Outre cela, son attitude générale exprimait bien ce qu’il voulait dire par « si quelqu’un nous insulte ou nous importune pis, de peur ou de gêne on peut pas l’exprimer à la bonne personne », chaque mot semblait pénible et piégé, on ne comprend jamais trop s’il parle en général ou par rapport à des exemples précis. On sent en lui une certaine révolte, mais elle s’excuse de s’affirmer. Et les applaudissements venaient le remercier de dire tout haut ce que chaque personne en a interprété tout bas.

En fin de compte, c’était un discours à colorier. Tout le monde peut s’y reconnaître, même les racistes, qui peuvent par déni se proclamer respectueux, humanistes et pacifistes envers les immigrants : mais s’ils restent chez eux… Même ceux qui sont en total désaccord avec tout ce débat pourraient se servir de ce qu’il dit pour avancer que toute cette commission vient gonfler l’incompréhension générale, étant donné que le chanteur semble ne se baser sur rien, puisqu’il ne donne pas d’exemple et qu’il attaque directement un groupe de personne, « des gens qui veulent s’implanter et dominer », sans expliquer pourquoi.

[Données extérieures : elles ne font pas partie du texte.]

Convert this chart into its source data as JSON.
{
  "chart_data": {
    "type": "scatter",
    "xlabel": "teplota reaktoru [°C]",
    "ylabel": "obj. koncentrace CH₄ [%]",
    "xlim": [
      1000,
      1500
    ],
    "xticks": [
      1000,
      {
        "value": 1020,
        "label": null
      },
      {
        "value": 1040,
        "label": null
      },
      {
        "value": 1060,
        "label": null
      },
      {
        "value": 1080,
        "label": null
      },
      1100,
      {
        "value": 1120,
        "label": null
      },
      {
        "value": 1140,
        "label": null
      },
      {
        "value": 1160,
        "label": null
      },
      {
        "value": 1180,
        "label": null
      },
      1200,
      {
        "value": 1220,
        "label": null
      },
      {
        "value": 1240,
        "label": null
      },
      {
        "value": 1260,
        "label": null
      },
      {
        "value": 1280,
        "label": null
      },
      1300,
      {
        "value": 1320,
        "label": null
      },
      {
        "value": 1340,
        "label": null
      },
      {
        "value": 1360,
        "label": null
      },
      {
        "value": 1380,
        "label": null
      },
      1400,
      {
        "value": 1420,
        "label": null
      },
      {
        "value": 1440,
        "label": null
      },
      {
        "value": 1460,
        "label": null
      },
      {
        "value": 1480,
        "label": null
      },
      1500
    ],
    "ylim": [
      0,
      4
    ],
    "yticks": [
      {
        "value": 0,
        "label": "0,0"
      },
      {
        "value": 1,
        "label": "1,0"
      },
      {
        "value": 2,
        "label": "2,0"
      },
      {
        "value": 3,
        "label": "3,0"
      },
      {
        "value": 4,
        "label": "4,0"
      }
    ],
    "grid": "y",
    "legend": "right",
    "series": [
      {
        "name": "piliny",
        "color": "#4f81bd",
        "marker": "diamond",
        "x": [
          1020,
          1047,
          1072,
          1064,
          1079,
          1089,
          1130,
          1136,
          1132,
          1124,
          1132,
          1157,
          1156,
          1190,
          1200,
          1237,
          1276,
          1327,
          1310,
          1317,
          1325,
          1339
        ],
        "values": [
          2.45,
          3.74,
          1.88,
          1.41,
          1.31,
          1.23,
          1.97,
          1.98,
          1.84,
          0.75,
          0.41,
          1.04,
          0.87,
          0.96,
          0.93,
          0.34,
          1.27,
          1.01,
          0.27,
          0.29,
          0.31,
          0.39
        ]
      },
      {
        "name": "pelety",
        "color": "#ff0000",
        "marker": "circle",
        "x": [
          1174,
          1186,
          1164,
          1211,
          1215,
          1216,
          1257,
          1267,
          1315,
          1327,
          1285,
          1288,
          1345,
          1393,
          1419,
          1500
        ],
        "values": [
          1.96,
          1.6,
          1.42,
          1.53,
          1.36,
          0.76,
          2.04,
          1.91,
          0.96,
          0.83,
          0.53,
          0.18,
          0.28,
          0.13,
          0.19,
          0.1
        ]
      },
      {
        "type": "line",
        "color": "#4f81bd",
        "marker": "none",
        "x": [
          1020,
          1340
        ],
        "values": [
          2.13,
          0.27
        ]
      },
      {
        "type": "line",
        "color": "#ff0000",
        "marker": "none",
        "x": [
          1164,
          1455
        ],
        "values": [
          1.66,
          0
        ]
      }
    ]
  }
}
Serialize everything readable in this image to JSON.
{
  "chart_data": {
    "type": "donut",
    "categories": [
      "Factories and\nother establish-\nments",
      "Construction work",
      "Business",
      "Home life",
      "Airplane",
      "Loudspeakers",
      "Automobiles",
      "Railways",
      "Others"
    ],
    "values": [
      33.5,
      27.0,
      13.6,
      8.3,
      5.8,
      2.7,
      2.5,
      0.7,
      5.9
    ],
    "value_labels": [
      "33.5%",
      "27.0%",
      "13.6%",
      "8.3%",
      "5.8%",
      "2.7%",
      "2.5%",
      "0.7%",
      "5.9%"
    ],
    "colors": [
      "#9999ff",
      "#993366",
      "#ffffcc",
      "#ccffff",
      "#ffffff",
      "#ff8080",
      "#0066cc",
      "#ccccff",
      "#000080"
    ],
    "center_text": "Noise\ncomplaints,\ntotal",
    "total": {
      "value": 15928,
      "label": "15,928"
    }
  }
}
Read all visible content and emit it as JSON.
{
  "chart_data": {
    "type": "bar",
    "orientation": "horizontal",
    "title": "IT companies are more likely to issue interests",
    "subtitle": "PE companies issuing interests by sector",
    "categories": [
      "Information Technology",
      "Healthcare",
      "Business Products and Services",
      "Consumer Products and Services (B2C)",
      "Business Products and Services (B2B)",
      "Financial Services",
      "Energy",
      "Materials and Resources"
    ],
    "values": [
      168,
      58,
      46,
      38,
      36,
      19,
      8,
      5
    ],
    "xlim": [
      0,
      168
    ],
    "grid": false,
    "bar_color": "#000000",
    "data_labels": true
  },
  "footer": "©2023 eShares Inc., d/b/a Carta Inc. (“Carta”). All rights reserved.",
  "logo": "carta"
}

Et je ne suis pas en train de dire que Kevin Parent est fautif, loin de là, je dis simplement que sous la pression, il s’en est sorti de la meilleure manière, parce qu’il pourra toujours justifier ses paroles si ça dérape (même si je ne crois pas que ça pourrait déraper) : ça sera sa parole contre celle des autres. Et son aura d’artiste colore bien tout ce qu’il a dit, les mêmes paroles dites par quelqu’un de plus controversé n’aurait pas aussi bien passé…

En définitive, je crois qu’il faut se poser la question à savoir si on plonge ou non dans ce débat, si on veut que le résultat de cette commission représente ou non ce que la majorité désire. Si je comprends bien, c’est bien plus une peur d’avoir peur de se retrouver dans le pire scénario qui soit qu’une peur réelle et justifiée par rapport à ce qui se passe en ce moment.

Alors, j’aimerais bien terminer avec une citation de Pierre Légaré, qui provient de son texte Rehtorb Gib, paru sur cyberpresse :

Les accommodements raisonnables, c’est comme les boutons. On peut simplement les cacher avec un onguent ou les faire péter, mais reconnaissons que c’est tout de même une bonne idée d’essayer de savoir ce qui peut bien les faire apparaître.

Ma plogue du jour

Une autre tournée de p’tits jeunes qui se font payer avec des voyages pour servir de viandes à journaux à potins.

Ce brillant et coloré énoncé est une citation qui vient directement du blogue de Steven Painchaud, et c’est un de ses commentaires dans ses P’tites Vites (#73) par rapport à la nouvelle livrée de jeunes dans l’émission « Pénétration Double« , hé hé! (Eh! oui, j’emprunte cette déformation syntagmatique au Bye Bye des RBO et espère même attirer encore plus de pervers ici avec elle!)

Il explique qu’il a zappé de Tout le monde en parle pour écouter cette émission, et je tiens à le remercier (même s’il ne me surprend pas tant que ça…) : un peu grâce à lui, je vais continuer soit d’écouter TLMEP, soit d’écouter ou de faire autre chose.

Avant de finir, je peux vous avouer que j’ai beaucoup plus apprécié cette émission que la première, pour plusieurs raisons. Je vous reparle d’un moment qui m’a marqué demain, et ça aura beaucoup de lien avec le passage où Steven parle de Rehtorb Gib.